HONORLOGIC examines for the first time three social behaviours fundamental to the tension between self-interest and collective welfare (coordinating, compromising, apologising) across a wide selection of cultural groups in relation to honour value endorsement at the individual and cultural level. As such, it moves away from the study of interpersonal retaliation which has dominated the social psychological literature on honour and opens up new directions in this field of research.

It is built on the premise that individuals from cultures that promote honour as a core value are particularly sensitive to events that may imply weakness, and that they might experience apologies, compromise, and coordination/cooperation as potentially damaging behaviours to their social image. Project findings will contribute to the anthropological literature on honour by examining different facets of the construct in a variety of contexts, systematically linking it to previously untapped interpersonal outcomes.

Furthermore, it will highlight honour as a meaningful variable for the study of cultural variation in processes commonly examined in political science (e.g. intercultural disputes) and economics (e.g. economic development as a coordination problem). In addition, the project tests the assumption that members of cultures that promote honour as a core cultural value (e.g. cultures circum-Mediterranean) would exhibit interdependent features in their social orientation and cognitive style, just as has been shown with individuals in East Asian cultural groups that promote a cultural logic of face which emphasise not losing face through pursuing humility and ingroup harmony. Yet, there is reason to predict that cultural groups that promote a logic of honour may not follow a monolithic pattern of social orientation and cognitive style (i.e. as either interdependent or independent) as honour is about having both a positive self-image and a positive social-image and is implicated by the social image of the relationships and groups to which individuals belong.

HONORLOGIC examines these untested assumptions by gathering evidence from different measures of self-views, social orientation and cognitive style in groups that endorse different cultural logics. This research helps HONORLOGIC produce data from understudied and underrepresented regions of the world and put the Mediterranean region on the map of psychological literature. By the end of the project, we expect to have a much deeper understanding of the cultural underpinnings that play a role in social interactional processes.

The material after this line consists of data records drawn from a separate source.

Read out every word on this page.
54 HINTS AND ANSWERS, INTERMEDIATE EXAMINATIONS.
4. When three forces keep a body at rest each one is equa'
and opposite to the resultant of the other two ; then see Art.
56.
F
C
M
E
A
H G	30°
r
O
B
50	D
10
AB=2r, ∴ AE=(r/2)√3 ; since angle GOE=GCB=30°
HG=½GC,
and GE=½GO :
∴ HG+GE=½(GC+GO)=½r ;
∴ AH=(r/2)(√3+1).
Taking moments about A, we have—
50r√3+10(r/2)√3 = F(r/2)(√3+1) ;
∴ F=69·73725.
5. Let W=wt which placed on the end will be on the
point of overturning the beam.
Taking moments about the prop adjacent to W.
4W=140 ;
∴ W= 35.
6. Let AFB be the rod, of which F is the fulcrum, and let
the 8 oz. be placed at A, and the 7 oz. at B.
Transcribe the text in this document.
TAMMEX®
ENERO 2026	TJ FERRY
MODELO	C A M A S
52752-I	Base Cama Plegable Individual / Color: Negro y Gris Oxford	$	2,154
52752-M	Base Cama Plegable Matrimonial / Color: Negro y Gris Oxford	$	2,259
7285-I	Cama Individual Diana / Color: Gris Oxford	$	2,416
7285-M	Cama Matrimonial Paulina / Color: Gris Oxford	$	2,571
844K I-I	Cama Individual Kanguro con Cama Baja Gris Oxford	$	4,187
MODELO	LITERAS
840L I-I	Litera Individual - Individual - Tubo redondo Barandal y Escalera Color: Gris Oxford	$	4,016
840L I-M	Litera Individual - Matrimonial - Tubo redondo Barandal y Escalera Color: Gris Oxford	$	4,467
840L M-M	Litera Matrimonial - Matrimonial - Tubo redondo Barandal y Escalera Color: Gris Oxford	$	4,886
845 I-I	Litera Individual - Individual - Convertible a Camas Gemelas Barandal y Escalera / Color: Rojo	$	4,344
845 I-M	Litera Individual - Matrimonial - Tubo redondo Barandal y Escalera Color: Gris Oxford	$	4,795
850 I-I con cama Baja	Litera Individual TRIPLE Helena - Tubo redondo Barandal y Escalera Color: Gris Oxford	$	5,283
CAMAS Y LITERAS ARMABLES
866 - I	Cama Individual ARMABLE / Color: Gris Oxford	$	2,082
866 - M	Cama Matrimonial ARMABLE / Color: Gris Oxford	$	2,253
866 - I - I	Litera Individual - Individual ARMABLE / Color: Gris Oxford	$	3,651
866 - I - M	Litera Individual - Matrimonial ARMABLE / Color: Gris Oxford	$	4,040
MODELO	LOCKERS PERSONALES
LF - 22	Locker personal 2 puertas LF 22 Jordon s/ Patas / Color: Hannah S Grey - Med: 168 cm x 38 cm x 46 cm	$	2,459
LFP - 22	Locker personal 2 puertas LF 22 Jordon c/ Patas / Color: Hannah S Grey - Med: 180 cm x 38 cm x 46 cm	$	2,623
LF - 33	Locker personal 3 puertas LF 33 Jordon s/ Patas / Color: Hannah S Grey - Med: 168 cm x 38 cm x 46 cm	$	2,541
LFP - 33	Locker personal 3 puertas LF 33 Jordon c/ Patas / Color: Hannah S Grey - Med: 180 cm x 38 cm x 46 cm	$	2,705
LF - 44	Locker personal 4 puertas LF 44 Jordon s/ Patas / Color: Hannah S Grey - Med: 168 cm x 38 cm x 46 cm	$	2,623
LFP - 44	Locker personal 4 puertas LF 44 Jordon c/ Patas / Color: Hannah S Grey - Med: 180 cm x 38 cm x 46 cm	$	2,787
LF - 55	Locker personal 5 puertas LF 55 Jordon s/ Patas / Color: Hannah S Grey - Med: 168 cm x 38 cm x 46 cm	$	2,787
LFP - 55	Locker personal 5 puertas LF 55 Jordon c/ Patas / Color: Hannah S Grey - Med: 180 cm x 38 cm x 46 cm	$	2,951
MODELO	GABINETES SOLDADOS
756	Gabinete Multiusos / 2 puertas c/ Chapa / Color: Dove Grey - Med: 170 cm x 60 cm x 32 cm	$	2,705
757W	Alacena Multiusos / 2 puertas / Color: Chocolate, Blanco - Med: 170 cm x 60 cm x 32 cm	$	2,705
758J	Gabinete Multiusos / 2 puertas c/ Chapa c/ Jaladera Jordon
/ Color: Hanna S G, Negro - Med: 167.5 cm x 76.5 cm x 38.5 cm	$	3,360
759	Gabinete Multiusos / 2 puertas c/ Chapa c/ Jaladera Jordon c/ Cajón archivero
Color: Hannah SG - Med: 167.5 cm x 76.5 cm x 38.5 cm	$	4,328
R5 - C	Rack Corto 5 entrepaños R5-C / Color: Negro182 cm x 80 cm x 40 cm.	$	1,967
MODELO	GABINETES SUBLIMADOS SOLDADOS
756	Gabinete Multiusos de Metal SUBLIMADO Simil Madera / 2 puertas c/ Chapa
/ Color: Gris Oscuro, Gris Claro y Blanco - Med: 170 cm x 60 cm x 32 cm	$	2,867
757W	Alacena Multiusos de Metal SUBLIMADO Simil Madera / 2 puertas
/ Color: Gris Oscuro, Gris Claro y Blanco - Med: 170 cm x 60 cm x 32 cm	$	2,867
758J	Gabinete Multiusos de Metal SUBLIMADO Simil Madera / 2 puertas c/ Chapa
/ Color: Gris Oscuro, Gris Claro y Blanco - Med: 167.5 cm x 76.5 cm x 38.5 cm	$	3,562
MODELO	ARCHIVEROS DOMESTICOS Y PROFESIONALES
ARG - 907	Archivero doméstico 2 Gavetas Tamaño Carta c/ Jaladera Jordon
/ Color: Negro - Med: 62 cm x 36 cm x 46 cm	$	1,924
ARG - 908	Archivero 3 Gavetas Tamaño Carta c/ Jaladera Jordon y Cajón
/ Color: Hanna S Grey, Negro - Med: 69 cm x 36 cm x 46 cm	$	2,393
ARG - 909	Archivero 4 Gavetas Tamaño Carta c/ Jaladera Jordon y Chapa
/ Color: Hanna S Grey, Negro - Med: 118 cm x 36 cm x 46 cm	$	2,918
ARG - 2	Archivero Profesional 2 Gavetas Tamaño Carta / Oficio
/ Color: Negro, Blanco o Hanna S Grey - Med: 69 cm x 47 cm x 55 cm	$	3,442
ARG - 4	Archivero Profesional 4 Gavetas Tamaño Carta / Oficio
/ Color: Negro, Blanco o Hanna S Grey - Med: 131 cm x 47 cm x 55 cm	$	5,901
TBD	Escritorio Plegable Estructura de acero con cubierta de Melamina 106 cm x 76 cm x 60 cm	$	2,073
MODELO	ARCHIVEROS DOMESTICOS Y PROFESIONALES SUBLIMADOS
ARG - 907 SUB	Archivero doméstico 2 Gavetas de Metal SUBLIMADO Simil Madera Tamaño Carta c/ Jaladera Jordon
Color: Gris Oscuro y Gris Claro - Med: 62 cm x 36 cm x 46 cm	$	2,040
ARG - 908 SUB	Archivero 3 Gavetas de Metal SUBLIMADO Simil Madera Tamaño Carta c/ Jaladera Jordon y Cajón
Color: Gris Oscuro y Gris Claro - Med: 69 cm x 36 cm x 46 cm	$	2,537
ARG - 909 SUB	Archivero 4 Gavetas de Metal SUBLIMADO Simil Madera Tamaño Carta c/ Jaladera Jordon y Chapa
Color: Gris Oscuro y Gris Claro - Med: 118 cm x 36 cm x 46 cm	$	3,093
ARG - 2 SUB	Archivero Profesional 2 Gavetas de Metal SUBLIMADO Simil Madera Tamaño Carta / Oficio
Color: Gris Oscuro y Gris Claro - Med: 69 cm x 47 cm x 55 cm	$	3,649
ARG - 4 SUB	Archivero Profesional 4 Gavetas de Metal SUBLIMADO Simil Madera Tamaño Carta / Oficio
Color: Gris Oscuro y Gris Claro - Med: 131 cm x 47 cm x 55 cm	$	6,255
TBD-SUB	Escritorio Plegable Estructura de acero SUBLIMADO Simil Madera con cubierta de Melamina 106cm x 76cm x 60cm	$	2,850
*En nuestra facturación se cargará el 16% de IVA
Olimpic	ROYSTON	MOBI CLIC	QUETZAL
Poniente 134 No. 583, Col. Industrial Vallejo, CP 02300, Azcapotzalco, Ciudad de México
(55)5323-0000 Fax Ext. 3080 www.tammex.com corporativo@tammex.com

Finally, HONORLOGIC has become a resource hub for researchers around the world via its activities, which so far include a growing archive of ecological, social, and political indices, published social science articles that use honour as a theoretical framework, and a monthly webinar hosting honour researchers from different disciplinary backgrounds. Through these resources, the project promotes research in understudied regions of the world and honour-related social science research and connects researchers from different parts of the world.